Moral policing by IJT

A group of the Islami Jamiat-i-Talaba (IJT) hooligans beat up students and later opened fire in Punjab University’s (PU’s) Hostel No 7 on Sunday night, injuring several teachers, students and guards. They fled the scene before they could be apprehended. Such incidents of senseless violence are a norm as far as the IJT is concerned. It all began when a student from PU’s philosophy department was beaten up by IJT members because he was talking to his female class fellow. The IJT nazim threatened that the Jamiat will take action against ‘immoral activities’. Female students at PU staged protest rallies against the IJT’s moral policing and highhandedness twice last week. Many other students and some teachers also joined their protest rallies where “Go Jamiat Go” and “Taliban Murdabad” slogans echoed.

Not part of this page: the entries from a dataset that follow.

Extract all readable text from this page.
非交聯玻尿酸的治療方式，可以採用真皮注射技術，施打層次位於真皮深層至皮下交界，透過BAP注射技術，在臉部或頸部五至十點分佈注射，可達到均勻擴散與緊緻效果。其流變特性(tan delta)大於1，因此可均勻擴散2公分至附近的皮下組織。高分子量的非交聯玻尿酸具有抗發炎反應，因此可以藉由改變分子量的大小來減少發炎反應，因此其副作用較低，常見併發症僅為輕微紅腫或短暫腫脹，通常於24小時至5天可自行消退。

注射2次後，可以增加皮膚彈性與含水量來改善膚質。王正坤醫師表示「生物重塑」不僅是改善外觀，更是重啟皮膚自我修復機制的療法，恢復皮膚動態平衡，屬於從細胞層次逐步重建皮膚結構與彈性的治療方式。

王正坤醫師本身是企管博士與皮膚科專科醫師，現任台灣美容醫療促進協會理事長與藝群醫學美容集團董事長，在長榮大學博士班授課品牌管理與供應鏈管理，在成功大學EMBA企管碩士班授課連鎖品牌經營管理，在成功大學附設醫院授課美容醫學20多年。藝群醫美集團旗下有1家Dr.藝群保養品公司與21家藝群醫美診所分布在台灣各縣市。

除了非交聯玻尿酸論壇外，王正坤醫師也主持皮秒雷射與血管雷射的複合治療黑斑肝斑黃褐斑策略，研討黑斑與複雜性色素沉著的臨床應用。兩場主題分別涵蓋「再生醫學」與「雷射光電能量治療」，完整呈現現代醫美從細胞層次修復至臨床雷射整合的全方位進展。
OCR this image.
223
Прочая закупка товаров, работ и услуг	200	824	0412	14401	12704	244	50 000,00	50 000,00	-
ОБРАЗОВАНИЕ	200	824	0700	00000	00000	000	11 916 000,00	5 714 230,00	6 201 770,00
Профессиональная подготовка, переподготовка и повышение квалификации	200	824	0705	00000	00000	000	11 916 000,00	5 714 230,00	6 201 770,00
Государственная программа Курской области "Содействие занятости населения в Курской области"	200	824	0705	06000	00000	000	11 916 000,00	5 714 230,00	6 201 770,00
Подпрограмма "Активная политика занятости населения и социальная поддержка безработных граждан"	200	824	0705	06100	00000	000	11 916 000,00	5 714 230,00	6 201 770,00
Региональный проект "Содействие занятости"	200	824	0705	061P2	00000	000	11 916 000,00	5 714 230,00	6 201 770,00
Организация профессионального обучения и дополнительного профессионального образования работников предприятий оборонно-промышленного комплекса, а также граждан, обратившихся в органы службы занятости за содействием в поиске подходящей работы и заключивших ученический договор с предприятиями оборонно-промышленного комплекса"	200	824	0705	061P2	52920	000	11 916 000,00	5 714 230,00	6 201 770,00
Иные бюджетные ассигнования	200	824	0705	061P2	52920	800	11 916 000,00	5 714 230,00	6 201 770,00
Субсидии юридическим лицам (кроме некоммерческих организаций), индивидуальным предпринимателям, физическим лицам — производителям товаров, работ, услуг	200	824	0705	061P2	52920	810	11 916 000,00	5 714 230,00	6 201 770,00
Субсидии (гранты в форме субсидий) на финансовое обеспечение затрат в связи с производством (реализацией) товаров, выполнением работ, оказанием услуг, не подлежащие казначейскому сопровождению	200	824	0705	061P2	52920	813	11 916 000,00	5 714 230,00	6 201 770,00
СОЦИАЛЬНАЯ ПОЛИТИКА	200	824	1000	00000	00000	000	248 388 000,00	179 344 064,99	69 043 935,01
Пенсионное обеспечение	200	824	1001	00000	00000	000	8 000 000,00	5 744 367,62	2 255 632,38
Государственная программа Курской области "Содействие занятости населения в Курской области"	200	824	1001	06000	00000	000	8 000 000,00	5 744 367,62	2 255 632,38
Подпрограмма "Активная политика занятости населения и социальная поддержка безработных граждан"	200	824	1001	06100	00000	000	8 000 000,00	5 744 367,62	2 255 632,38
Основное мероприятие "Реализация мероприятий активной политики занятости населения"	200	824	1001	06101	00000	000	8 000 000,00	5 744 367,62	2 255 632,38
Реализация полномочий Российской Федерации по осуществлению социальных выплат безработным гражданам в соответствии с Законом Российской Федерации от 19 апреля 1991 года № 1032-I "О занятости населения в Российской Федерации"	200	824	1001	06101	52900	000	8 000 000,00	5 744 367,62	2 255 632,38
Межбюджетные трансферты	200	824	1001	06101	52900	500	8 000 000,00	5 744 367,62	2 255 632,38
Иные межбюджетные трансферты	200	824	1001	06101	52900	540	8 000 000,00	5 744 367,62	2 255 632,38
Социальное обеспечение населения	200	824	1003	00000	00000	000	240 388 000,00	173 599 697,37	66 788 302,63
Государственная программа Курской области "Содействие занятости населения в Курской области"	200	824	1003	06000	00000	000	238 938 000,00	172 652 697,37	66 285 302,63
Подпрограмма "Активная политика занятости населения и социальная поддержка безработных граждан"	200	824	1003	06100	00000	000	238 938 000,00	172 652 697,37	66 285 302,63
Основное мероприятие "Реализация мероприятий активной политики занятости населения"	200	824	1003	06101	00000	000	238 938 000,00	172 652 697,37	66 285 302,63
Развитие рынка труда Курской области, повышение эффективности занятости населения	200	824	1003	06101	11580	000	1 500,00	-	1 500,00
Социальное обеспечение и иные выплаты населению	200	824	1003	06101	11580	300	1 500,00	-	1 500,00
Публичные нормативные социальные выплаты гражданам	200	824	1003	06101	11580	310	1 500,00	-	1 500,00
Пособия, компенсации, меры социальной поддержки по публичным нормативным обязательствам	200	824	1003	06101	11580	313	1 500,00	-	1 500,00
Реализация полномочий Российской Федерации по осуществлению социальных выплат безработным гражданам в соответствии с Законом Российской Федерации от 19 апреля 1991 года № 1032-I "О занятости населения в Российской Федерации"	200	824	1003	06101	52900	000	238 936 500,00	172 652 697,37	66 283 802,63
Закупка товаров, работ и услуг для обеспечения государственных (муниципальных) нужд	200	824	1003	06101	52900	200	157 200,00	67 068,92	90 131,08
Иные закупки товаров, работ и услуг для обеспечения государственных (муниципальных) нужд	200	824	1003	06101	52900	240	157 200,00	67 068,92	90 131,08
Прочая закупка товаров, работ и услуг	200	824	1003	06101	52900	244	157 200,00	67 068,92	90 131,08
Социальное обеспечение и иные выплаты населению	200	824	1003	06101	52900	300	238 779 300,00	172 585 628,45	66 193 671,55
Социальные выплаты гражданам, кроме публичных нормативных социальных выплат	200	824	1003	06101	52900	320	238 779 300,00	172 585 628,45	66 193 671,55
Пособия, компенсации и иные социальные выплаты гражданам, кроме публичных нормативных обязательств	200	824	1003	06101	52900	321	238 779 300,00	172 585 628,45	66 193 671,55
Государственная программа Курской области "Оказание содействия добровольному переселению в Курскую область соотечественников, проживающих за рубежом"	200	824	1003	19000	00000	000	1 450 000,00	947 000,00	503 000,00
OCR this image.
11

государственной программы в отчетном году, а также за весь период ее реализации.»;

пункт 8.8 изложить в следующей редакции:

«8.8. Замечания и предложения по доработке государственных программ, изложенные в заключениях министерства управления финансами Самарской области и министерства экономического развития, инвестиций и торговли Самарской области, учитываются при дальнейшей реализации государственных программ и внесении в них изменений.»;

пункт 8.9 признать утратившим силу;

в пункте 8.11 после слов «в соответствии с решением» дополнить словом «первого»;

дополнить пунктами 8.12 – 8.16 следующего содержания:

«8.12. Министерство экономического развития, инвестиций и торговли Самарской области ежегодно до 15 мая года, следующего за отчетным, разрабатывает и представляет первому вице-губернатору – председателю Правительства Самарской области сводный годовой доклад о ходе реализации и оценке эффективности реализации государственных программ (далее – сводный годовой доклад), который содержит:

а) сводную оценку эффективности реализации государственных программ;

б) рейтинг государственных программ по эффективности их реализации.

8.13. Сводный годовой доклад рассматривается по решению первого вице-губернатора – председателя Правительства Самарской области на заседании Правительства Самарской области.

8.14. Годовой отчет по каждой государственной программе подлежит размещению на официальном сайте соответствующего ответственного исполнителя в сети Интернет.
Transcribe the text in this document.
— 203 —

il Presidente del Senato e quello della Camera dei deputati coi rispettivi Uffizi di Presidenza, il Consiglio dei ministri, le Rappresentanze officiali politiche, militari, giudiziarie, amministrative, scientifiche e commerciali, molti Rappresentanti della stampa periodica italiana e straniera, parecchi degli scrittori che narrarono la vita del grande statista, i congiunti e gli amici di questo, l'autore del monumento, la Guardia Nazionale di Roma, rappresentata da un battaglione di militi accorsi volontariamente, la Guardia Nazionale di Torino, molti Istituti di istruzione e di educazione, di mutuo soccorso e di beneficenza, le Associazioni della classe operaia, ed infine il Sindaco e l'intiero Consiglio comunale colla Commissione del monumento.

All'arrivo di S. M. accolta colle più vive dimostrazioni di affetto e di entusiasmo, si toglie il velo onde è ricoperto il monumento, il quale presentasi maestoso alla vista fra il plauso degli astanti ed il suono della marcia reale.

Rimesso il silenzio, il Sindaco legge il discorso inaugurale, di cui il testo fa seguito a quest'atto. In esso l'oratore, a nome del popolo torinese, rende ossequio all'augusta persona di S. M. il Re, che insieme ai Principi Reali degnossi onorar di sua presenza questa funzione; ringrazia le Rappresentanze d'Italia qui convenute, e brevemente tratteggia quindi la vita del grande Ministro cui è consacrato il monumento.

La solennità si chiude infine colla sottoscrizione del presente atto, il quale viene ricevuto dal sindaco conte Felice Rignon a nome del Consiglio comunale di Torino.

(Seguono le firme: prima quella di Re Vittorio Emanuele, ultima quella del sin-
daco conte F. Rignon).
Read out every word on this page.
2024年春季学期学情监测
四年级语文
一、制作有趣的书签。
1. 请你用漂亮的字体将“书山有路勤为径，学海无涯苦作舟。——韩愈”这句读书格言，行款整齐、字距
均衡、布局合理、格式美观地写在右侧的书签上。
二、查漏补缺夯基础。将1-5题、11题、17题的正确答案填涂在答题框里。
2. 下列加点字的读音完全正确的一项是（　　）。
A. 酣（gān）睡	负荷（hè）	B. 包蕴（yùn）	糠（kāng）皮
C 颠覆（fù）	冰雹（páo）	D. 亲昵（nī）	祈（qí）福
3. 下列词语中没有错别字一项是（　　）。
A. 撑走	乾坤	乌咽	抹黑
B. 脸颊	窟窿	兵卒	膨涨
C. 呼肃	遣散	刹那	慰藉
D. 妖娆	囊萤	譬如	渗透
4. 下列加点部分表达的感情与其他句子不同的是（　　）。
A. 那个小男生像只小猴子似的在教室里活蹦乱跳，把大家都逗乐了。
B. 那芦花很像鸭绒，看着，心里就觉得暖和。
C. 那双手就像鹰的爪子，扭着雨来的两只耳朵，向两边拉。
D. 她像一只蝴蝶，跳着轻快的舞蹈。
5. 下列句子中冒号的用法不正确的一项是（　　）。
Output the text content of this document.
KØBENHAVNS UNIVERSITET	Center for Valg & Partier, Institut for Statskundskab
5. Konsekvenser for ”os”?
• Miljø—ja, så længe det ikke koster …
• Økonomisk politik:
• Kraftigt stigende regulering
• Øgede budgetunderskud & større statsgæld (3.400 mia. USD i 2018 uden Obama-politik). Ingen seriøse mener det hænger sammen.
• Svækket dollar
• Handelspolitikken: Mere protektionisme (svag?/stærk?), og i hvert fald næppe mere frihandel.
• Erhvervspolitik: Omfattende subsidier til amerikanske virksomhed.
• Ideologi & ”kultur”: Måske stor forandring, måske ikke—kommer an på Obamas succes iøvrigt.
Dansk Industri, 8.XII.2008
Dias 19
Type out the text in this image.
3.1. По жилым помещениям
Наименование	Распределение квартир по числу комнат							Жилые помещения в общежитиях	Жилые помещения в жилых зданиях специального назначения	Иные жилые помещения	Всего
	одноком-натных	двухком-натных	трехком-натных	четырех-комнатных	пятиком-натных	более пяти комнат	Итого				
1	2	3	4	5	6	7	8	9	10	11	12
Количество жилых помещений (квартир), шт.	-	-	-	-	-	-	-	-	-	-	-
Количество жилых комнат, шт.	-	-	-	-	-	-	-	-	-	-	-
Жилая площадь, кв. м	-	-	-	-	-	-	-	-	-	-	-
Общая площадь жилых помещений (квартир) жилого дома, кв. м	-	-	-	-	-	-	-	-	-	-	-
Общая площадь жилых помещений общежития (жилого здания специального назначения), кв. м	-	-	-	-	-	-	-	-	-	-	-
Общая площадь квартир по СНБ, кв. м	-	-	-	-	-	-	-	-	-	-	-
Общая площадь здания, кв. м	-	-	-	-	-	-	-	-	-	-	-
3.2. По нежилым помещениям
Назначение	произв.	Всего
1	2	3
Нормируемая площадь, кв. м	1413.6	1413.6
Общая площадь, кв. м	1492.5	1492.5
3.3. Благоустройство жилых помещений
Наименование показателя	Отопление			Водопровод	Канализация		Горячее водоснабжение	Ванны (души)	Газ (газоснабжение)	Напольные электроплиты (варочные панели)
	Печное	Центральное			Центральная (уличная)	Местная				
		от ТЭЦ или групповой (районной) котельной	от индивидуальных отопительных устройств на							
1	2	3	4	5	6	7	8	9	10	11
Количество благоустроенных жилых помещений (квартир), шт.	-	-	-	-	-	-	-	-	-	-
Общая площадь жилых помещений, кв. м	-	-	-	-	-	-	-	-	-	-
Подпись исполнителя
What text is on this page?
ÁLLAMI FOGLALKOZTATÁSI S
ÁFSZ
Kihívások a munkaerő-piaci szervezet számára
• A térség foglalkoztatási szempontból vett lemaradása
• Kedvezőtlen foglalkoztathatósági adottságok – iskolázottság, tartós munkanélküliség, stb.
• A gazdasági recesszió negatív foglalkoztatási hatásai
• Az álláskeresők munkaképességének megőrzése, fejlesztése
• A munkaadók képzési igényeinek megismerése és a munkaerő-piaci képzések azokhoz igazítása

The IJT is the student wing of the Jamaat-e-Islami (JI) and just like the JI, it promotes its own brand of Islamic ideology at the PU campus. Progressive and secular ideas are thwarted by IJT goons, who have held PU – one of the subcontinent’s premier universities – hostage to its archaic views through violent means for the last 37 years. The IJT monster was unleashed by then Governor Punjab Ghulam Mustafa Khar back in 1974. Mr Khar was wary of the leftists’ growing influence in colleges and universities, hence a religio-fascist student organisation was supported to counter this ‘threat’. Students and the faculty at the PU included many of a progressive bent but slowly and gradually the IJT turned the campus into a rightwing stronghold. The state has been complicit in this through successive governments. There has never been a crackdown against the IJT and its members continue to get away with their fascistic tactics. But now a lot of PU students and faculty members are losing patience with the IJT’s goons and have come out against them. This student organisation is responsible for many a crime, murder, theft and lawbreaking.

In a civilised state, student unions are the democratic nurseries of youth. Despite lifting the ban on student unions, this government has not done much to strengthen them, which is why fanatical student organisations are still ruling the roost in colleges and universities. It is time that the PU administration and the Punjab government take strict action against the IJT and make an example of it.